На стенах висели обтрепанные плакаты с Голубкой. Попадались и другие какие-то знаменитости. У одного плаката, морщинисто налепленного на забор, собрались мальчишки. Я тоже просунулся посмотреть, на что они смотрят.
Из радужных завихрений тупо глядели две женщины. Подпись: «Это близняшки. Одна как другая, и обе не как все».
Мелюзга хихикала и пихала друг друга локтями. Похоже, я чего-то не понимал с этим плакатом. Я повернулся к одному из мальчишек:
– Что тут такого?
– А? – У него были веснушки и протез вместо одной руки. Он почесал голову пластиковыми пальцами. – Какого такого?
– Что смешного?
Парень сперва решил, что я прикидываюсь, потом осклабился и выпалил:
– Не как все – значит инакие!
Все засмеялись, и смех был с гнильцой.
Я протолкался через них обратно. Я старался услышать музыку, но ее не было. Когда не можешь слушать, не можешь искать, а тротуары и толпы больше не отвечают на твои вопросы, вот это и есть одиночество, Фриза.
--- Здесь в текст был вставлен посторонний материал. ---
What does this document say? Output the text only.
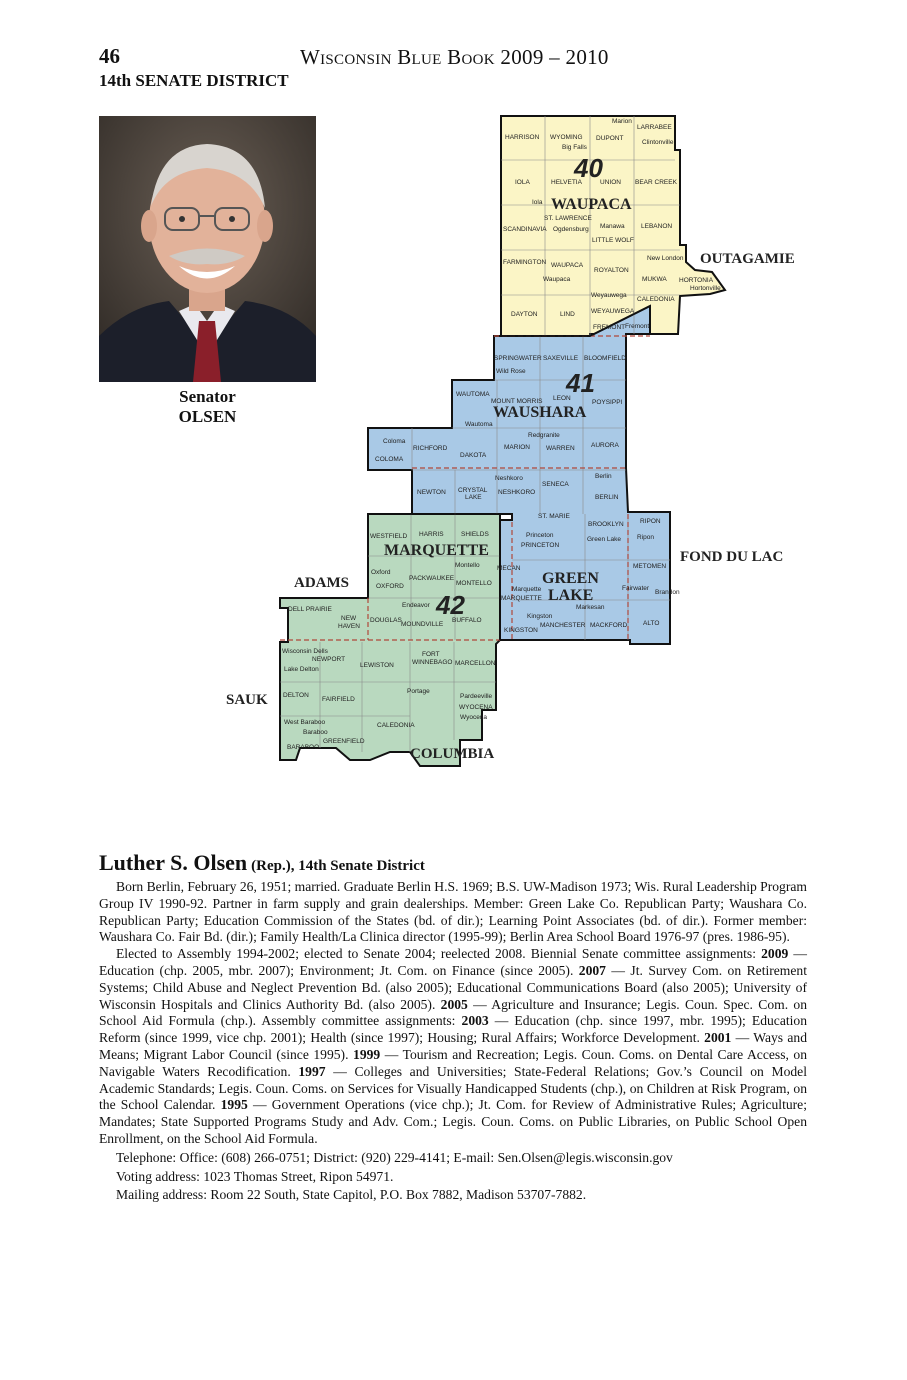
46	Wisconsin Blue Book 2009 – 2010
14th SENATE DISTRICT
Senator
OLSEN
40
41
42
WAUPACA
WAUSHARA
MARQUETTE
GREEN
LAKE
OUTAGAMIE
FOND DU LAC
ADAMS
SAUK
COLUMBIA
Marion
LARRABEE
HARRISON WYOMING DUPONT
Big Falls
Clintonville
IOLA	HELVETIA	UNION BEAR CREEK
Iola
ST. LAWRENCE
SCANDINAVIA Ogdensburg Manawa	LEBANON
LITTLE WOLF
FARMINGTON WAUPACA
ROYALTON
New London
Waupaca	MUKWA HORTONIA
Hortonville
Weyauwega
CALEDONIA
DAYTON	LIND WEYAUWEGA
FREMONT Fremont
SPRINGWATER SAXEVILLE BLOOMFIELD
Wild Rose
WAUTOMA
MOUNT MORRIS LEON
POYSIPPI
Wautoma
Coloma
RICHFORD
Redgranite
COLOMA
DAKOTA
MARION WARREN	AURORA
Neshkoro	Berlin
NEWTON CRYSTAL
LAKE
NESHKORO
SENECA
BERLIN
ST. MARIE
BROOKLYN	RIPON
WESTFIELD HARRIS	SHIELDS	Princeton
PRINCETON
Green Lake Ripon
Montello
Oxford
OXFORD
PACKWAUKEE
MONTELLO
MECAN	METOMEN
Marquette
MARQUETTE
Fairwater
Brandon
DELL PRAIRIE
Endeavor
NEW
HAVEN
DOUGLAS
MOUNDVILLE
BUFFALO
Markesan
Kingston
KINGSTON
MANCHESTER MACKFORD ALTO
Wisconsin Dells
Lake Delton
NEWPORT
LEWISTON
FORT
WINNEBAGO MARCELLON
DELTON
FAIRFIELD
Portage
Pardeeville
WYOCENA
Wyocena
West Baraboo
Baraboo
CALEDONIA
BARABOO
GREENFIELD
Luther S. Olsen (Rep.), 14th Senate District

Born Berlin, February 26, 1951; married. Graduate Berlin H.S. 1969; B.S. UW-Madison 1973; Wis. Rural Leadership Program Group IV 1990-92. Partner in farm supply and grain dealerships. Member: Green Lake Co. Republican Party; Waushara Co. Republican Party; Education Commission of the States (bd. of dir.); Learning Point Associates (bd. of dir.). Former member: Waushara Co. Fair Bd. (dir.); Family Health/La Clinica director (1995-99); Berlin Area School Board 1976-97 (pres. 1986-95).

Elected to Assembly 1994-2002; elected to Senate 2004; reelected 2008. Biennial Senate committee assignments: 2009 — Education (chp. 2005, mbr. 2007); Environment; Jt. Com. on Finance (since 2005). 2007 — Jt. Survey Com. on Retirement Systems; Child Abuse and Neglect Prevention Bd. (also 2005); Educational Communications Board (also 2005); University of Wisconsin Hospitals and Clinics Authority Bd. (also 2005). 2005 — Agriculture and Insurance; Legis. Coun. Spec. Com. on School Aid Formula (chp.). Assembly committee assignments: 2003 — Education (chp. since 1997, mbr. 1995); Education Reform (since 1999, vice chp. 2001); Health (since 1997); Housing; Rural Affairs; Workforce Development. 2001 — Ways and Means; Migrant Labor Council (since 1995). 1999 — Tourism and Recreation; Legis. Coun. Coms. on Dental Care Access, on Navigable Waters Recodification. 1997 — Colleges and Universities; State-Federal Relations; Gov.’s Council on Model Academic Standards; Legis. Coun. Coms. on Services for Visually Handicapped Students (chp.), on Children at Risk Program, on the School Calendar. 1995 — Government Operations (vice chp.); Jt. Com. for Review of Administrative Rules; Agriculture; Mandates; State Supported Programs Study and Adv. Com.; Legis. Coun. Coms. on Public Libraries, on Public School Open Enrollment, on the School Aid Formula.

Telephone: Office: (608) 266-0751; District: (920) 229-4141; E-mail: Sen.Olsen@legis.wisconsin.gov

Voting address: 1023 Thomas Street, Ripon 54971.

Mailing address: Room 22 South, State Capitol, P.O. Box 7882, Madison 53707-7882.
Я сжимал клинок и, не думая, ломил вперед, начисто ото всего отрезанный, словно потерявшийся в мегаполисе.
…Блестящие черепички, ноты Кодаевой сонаты, наложенные одна на другую! Я рывком обернулся на звук. Под ногами тротуар из чистых, нетреснутых плит. На углу зеленеют деревца. Дома за медными калитками уходят вверх, словно откидываются в небо.
Чешуйки мелодии рассеялись у меня в голове. Мигая, я переводил взгляд от калитки к калитке, прислушивался. Потом несмело поднялся по нескольким мраморным ступеням и ударил в медь рукоятью мачете.
Резкий звон запрыгал по улице от стены к стене. Он испугал меня, но я ударил еще.
Входная дверь в медных заклепках распахнулась внутрь. В калитке что-то щелкнуло, и она, хрипло прозвенев, впустила меня. Я осторожно двинулся к открытой двери. Прищурился в темноту за порогом и вошел. Я был слепой от уличного солнца и один на один с музыкой.
Потом глаза привыкли к полусвету: впереди было окно. Высоко, среди темного камня, в стеклянных сотах, забранных в свинец, цветными пятнами проступал и извивался дракон.
– Лоби?
Но имею против тебя то, что ты оставил первую любовь твою.
Откровение Иоанна Богослова, 2: 4
Моя беда в том, что такую тему нельзя брать серьезно, не смещая фокуса к некоему центру, рассуждать о котором не под силу ни мне, ни кому-либо еще… Я не могу говорить о ней исключительно в разрезе моральных проблем. Главная надежда сейчас – сразу заявить о моей главной теме и неспособности раскрыть ее полностью.
Джеймс Эйджи. Письма к отцу Флаю
– Но где оно, это обиталище, и как бы прийти в него?